PUTNEY -- America has a lot of issues to face.
Unemployment. Global warming. Reliance on fossil fuels. Poverty and hunger.
Linda Wheatley and Paula Francis know there is no shortage of causes to get behind, but before any of the more weighty issues can be addressed the two Central Vermont women think this country needs to start thinking about one of its most important and undervalued resources: Happiness.
It's right there in the Declaration of Independence, "The pursuit of happiness," the two explained as they stopped in Putney this weekend during the start of their 44-day, 593 mile walk to Washington to bring attention to their call for a new set of progress indicators for this country.
"Our way of measuring progress is unsustainable," Wheatley said as the two old friends took a break at the Putney Co-op Saturday afternoon. "We measure wealth and productivity but that doesn't enhance the level of happiness.
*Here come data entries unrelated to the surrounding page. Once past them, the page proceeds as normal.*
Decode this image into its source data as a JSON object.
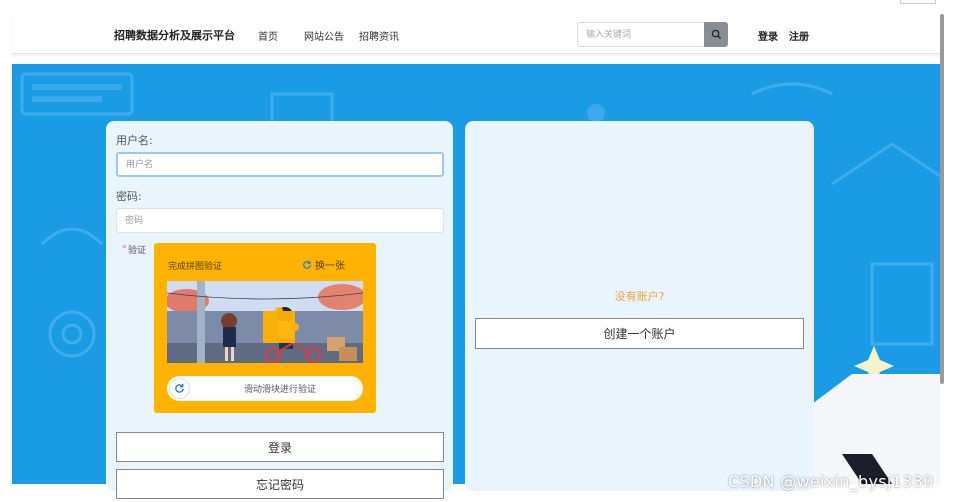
{
  "header": {
    "brand": "招聘数据分析及展示平台",
    "nav": [
      "首页",
      "网站公告",
      "招聘资讯"
    ],
    "search_placeholder": "输入关键词",
    "login_label": "登录",
    "register_label": "注册"
  },
  "login_form": {
    "username_label": "用户名:",
    "username_placeholder": "用户名",
    "password_label": "密码:",
    "password_placeholder": "密码",
    "verify_label": "验证",
    "captcha": {
      "title": "完成拼图验证",
      "refresh_label": "换一张",
      "slider_text": "滑动滑块进行验证"
    },
    "login_button": "登录",
    "forgot_button": "忘记密码"
  },
  "register_panel": {
    "prompt": "没有账户?",
    "create_button": "创建一个账户"
  },
  "watermark": "CSDN @weixin_bysj1330",
  "colors": {
    "background_blue": "#1a9be6",
    "card_bg": "#eaf4fc",
    "captcha_bg": "#ffb300",
    "prompt_orange": "#f0a33c"
  }
}
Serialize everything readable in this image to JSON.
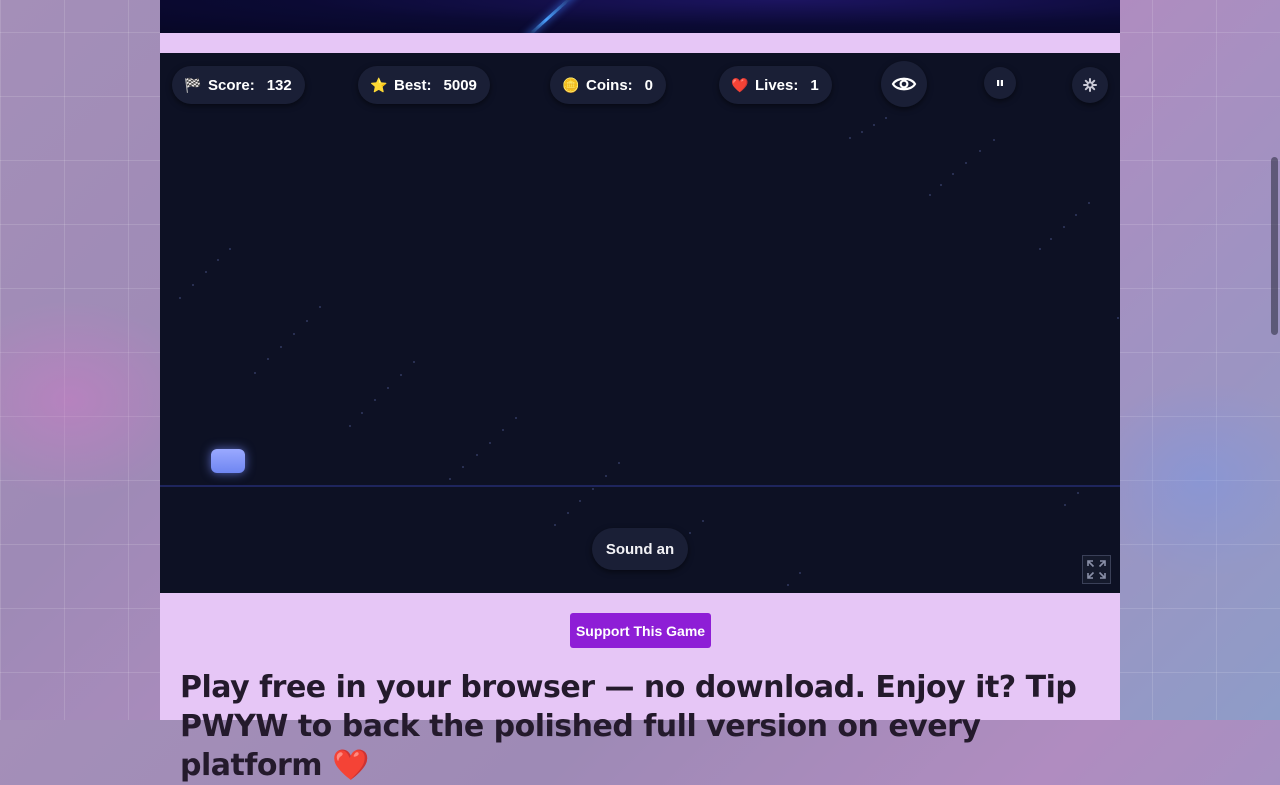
{
  "hud": {
    "score": {
      "icon": "checkered-flag-icon",
      "glyph": "🏁",
      "label": "Score:",
      "value": "132"
    },
    "best": {
      "icon": "star-icon",
      "glyph": "⭐",
      "label": "Best:",
      "value": "5009"
    },
    "coins": {
      "icon": "coin-icon",
      "glyph": "🪙",
      "label": "Coins:",
      "value": "0"
    },
    "lives": {
      "icon": "heart-icon",
      "glyph": "❤️",
      "label": "Lives:",
      "value": "1"
    },
    "buttons": {
      "view": "eye-icon",
      "pause": "pause-icon",
      "settings": "gear-icon"
    }
  },
  "game": {
    "sound_button": "Sound an",
    "fullscreen_icon": "fullscreen-icon",
    "player_color": "#7b8ef5",
    "background_color": "#0d1124"
  },
  "support_button": "Support This Game",
  "headline": "Play free in your browser — no download. Enjoy it? Tip PWYW to back the polished full version on every platform ❤️",
  "colors": {
    "page_column": "#e6c6f6",
    "support_button": "#8e1ed6"
  }
}
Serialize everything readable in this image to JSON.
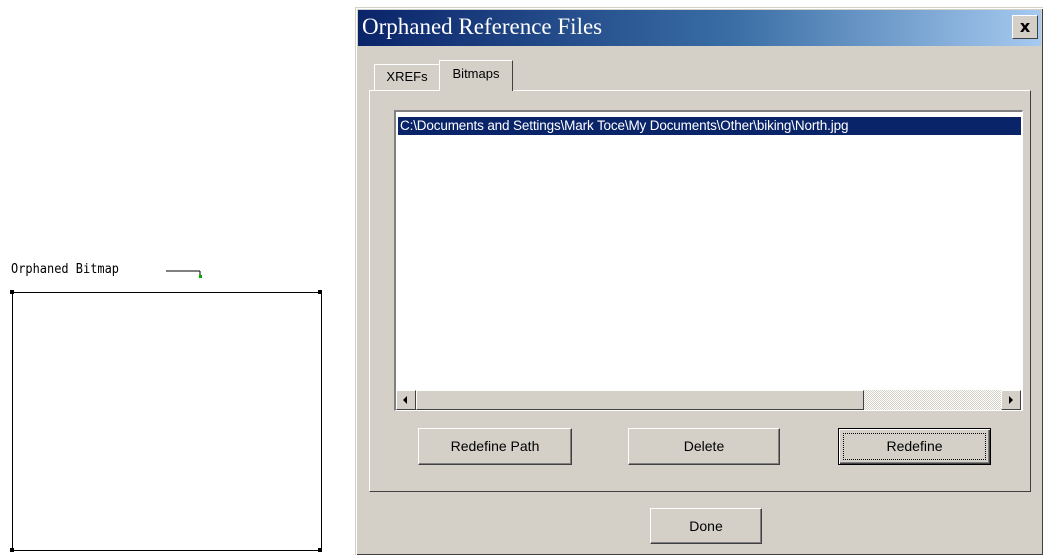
{
  "canvas": {
    "label": "Orphaned Bitmap"
  },
  "dialog": {
    "title": "Orphaned Reference Files",
    "close_label": "x",
    "tabs": [
      {
        "label": "XREFs",
        "selected": false
      },
      {
        "label": "Bitmaps",
        "selected": true
      }
    ],
    "list": {
      "items": [
        {
          "path": "C:\\Documents and Settings\\Mark Toce\\My Documents\\Other\\biking\\North.jpg",
          "selected": true
        }
      ]
    },
    "buttons": {
      "redefine_path": "Redefine Path",
      "delete": "Delete",
      "redefine": "Redefine",
      "done": "Done"
    }
  },
  "colors": {
    "title_gradient_start": "#0a246a",
    "title_gradient_end": "#a6caf0",
    "selection": "#0a246a",
    "face": "#d4d0c8",
    "leader_grip": "#00aa00"
  }
}
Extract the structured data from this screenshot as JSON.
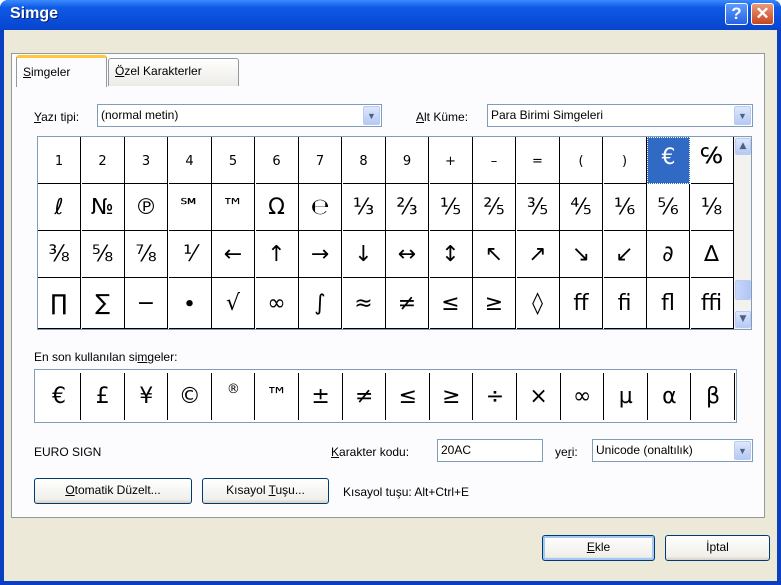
{
  "window": {
    "title": "Simge",
    "help_glyph": "?",
    "close_glyph": "✕"
  },
  "tabs": [
    {
      "label_ul": "S",
      "label_rest": "imgeler"
    },
    {
      "label_ul": "Ö",
      "label_rest": "zel Karakterler"
    }
  ],
  "font": {
    "label_ul": "Y",
    "label_rest": "azı tipi:",
    "value": "(normal metin)"
  },
  "subset": {
    "label_ul": "A",
    "label_rest": "lt Küme:",
    "value": "Para Birimi Simgeleri"
  },
  "symbols": [
    [
      "1",
      "2",
      "3",
      "4",
      "5",
      "6",
      "7",
      "8",
      "9",
      "+",
      "–",
      "=",
      "(",
      ")",
      "€",
      "℅"
    ],
    [
      "ℓ",
      "№",
      "℗",
      "℠",
      "™",
      "Ω",
      "℮",
      "⅓",
      "⅔",
      "⅕",
      "⅖",
      "⅗",
      "⅘",
      "⅙",
      "⅚",
      "⅛"
    ],
    [
      "⅜",
      "⅝",
      "⅞",
      "⅟",
      "←",
      "↑",
      "→",
      "↓",
      "↔",
      "↕",
      "↖",
      "↗",
      "↘",
      "↙",
      "∂",
      "∆"
    ],
    [
      "∏",
      "∑",
      "−",
      "∙",
      "√",
      "∞",
      "∫",
      "≈",
      "≠",
      "≤",
      "≥",
      "◊",
      "ﬀ",
      "ﬁ",
      "ﬂ",
      "ﬃ"
    ]
  ],
  "selected_symbol": {
    "row": 0,
    "col": 14
  },
  "recent_label": {
    "pre": "En son kullanılan si",
    "ul": "m",
    "post": "geler:"
  },
  "recent": [
    "€",
    "£",
    "¥",
    "©",
    "®",
    "™",
    "±",
    "≠",
    "≤",
    "≥",
    "÷",
    "×",
    "∞",
    "µ",
    "α",
    "β"
  ],
  "char_name": "EURO SIGN",
  "char_code": {
    "label_ul": "K",
    "label_rest": "arakter kodu:",
    "value": "20AC"
  },
  "from": {
    "label_pre": "ye",
    "label_ul": "r",
    "label_post": "i:",
    "value": "Unicode (onaltılık)"
  },
  "autocorrect_button": {
    "ul": "O",
    "rest": "tomatik Düzelt..."
  },
  "shortcut_button": {
    "pre": "Kısayol ",
    "ul": "T",
    "post": "uşu..."
  },
  "shortcut_text": "Kısayol tuşu: Alt+Ctrl+E",
  "insert_button": {
    "ul": "E",
    "rest": "kle"
  },
  "cancel_button": {
    "label": "İptal"
  }
}
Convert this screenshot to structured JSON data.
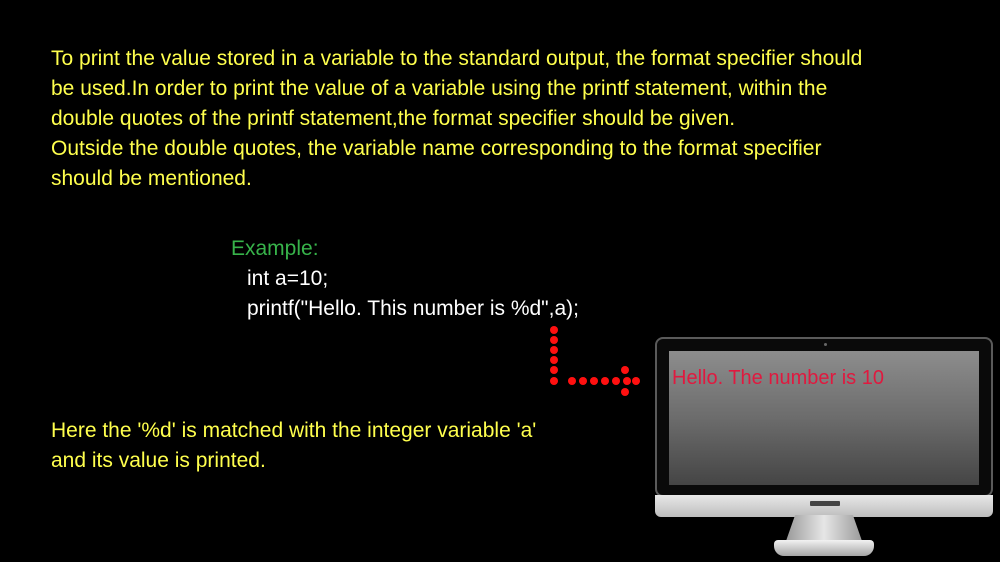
{
  "intro": {
    "lines": [
      "To print the value stored in a variable to the standard output, the format specifier should",
      "be used.In order to print the value of a variable using the printf statement, within the",
      "double quotes of the printf statement,the format specifier should be given.",
      "Outside the double quotes, the variable name corresponding to the format specifier",
      "should be mentioned."
    ]
  },
  "example": {
    "heading": "Example:",
    "code": [
      "int a=10;",
      "printf(\"Hello. This number is %d\",a);"
    ]
  },
  "explanation": {
    "lines": [
      "Here the '%d' is matched with the integer variable 'a'",
      "and its value is printed."
    ]
  },
  "monitor": {
    "output_text": "Hello. The number is 10"
  },
  "colors": {
    "background": "#000000",
    "body_text": "#ffff4d",
    "example_heading": "#37b34a",
    "code_text": "#ffffff",
    "arrow": "#ff1010",
    "output_text": "#e0193f"
  },
  "icons": {
    "arrow": "dotted-arrow-icon",
    "monitor": "monitor-icon"
  }
}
That's what we should be working toward."
The two left Stowe on Saturday, Aug. 25, and plan to walk to the nation's capital, arriving on Oct. 8, to help gather support for their nonprofit organization, Gross National Happiness USA.
They say many of the country's problems stem back to its obsession of measuring progress by the Gross National Product.
As GDP goes up, so does carbon emissions and the gap between the wealthy and everyone else; that gap seems to grow anytime the economy does well.
Wheatley and Francis believe that just as the government presently measures the GDP, which drives other factors, a new focus on measuring how happy the people are will force the government to develop policies that contribute to happiness.
"We want people to start having this conversation," Wheatley said. "If we put all of the energy into happiness that we now put into consumption and productivity, it would be pretty incredible."
The two are walking about 15 to 20 miles each day, staying with friends and supporters along the way.
They are relying on the kindness of strangers, occasionally, such as this past Friday night when they walked in to Saxtons River without a plan.
They met Saxtons River Inn owner Bob Thomson who listened to their story and then offered them a room at the Inn.
Thomson even drove into Brattleboro to pick up some blister-care supplies for their tired feet.
Along with bringing attention to their cause, Wheatley and Francis say they are taking time during their walk to stop and talk with people, and gather information on how Americans feel about happiness.
They are keeping a blog, and recording and filming some of their interactions.
"When you engage people they want to talk about this," said Wheatley. "We haven't met anyone yet who doesn't want to be happy."
The idea of measuring a country's well-being based on its population's happiness grew out of the nation of Bhutan, which promoted the concept as it was opening itself up to modernization in the 1970s.
Groups around the world have embraced the idea and earlier this year the United Nations declared March 20 as The International Day of Happiness.
"This is an idea that has found its time," Francis said. "People around the world are talking about happiness as if happiness really mattered."
Both woman know the U.S. has a long way to go in refocusing its well-being indicators, but they are hopeful about the future.
They say the next generation will be forced to reconsider its desires as resources dwindle and the economy shifts.
And Francis said that while it will take more than a 600 mile walk to change things, it seems like as good a place to start as any.
"We are hoping to walk and talk to people and start the conversation. And then the real work will start," Francis said. "We can stay at home and be frightened and hope it gets better, but I'd rather put my energy into something positive. Everything you do matters."